Skip to content

API Reference

Dive into the comprehensive API documentation for Anyparser’s Python and JavaScript SDKs. Built with developers in mind, this reference guide provides detailed insights into every class, method, and configuration option available in our SDKs.

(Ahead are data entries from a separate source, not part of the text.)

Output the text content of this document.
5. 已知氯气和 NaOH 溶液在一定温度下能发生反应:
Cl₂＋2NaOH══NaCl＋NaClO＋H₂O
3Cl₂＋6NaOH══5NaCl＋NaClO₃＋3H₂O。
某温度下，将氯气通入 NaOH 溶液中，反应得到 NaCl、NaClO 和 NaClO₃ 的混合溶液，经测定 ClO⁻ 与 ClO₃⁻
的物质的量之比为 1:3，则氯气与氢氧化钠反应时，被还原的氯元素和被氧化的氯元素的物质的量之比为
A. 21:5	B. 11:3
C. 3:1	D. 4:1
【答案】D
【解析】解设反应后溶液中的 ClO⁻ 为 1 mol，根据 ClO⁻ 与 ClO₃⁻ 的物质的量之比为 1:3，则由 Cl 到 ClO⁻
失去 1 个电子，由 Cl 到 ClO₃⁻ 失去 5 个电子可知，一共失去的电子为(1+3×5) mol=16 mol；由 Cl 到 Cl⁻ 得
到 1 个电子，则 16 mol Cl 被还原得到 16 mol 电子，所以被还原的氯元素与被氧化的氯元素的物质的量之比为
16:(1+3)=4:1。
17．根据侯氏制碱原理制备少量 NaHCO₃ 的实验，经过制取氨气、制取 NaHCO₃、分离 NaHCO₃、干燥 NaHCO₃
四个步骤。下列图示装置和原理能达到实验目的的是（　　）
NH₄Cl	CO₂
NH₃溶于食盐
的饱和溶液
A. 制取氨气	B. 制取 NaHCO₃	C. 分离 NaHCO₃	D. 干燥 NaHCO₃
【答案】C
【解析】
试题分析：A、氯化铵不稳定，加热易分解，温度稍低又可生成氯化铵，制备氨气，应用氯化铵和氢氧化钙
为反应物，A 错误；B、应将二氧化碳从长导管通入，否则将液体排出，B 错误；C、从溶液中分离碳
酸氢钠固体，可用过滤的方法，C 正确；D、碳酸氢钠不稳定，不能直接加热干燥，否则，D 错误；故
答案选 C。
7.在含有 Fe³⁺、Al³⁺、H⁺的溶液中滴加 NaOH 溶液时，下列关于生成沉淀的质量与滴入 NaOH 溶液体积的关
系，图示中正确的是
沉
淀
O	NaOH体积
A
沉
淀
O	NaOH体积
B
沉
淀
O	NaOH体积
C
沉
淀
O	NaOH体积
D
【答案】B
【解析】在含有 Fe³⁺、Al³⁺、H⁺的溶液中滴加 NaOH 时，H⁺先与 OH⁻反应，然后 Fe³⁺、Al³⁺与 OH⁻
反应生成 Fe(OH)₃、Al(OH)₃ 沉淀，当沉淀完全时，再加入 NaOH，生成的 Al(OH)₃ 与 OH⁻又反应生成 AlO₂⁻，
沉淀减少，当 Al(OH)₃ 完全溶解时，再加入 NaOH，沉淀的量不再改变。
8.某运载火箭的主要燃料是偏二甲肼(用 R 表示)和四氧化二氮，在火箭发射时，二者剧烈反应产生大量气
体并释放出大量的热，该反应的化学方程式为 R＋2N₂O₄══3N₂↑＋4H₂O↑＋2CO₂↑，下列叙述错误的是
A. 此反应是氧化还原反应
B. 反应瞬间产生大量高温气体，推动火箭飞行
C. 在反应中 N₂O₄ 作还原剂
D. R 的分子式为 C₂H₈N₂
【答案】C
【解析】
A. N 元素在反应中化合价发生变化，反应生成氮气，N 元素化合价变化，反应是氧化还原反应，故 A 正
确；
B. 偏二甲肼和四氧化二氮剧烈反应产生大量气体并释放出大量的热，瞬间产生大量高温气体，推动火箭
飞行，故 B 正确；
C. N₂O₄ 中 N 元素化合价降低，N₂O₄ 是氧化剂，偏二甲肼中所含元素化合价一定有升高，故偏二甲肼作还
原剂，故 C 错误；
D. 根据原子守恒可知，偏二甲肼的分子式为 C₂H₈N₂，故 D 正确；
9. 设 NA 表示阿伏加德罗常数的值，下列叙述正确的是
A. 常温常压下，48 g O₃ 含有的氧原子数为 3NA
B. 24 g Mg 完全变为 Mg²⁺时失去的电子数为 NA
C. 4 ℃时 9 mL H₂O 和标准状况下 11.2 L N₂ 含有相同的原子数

Whether you’re implementing basic document processing or building complex document intelligence workflows, you’ll find everything you need to leverage Anyparser’s full capabilities in your applications.

Quick Navigation

Core Classes

Anyparser Class

The main entry point for interacting with Anyparser’s document processing capabilities.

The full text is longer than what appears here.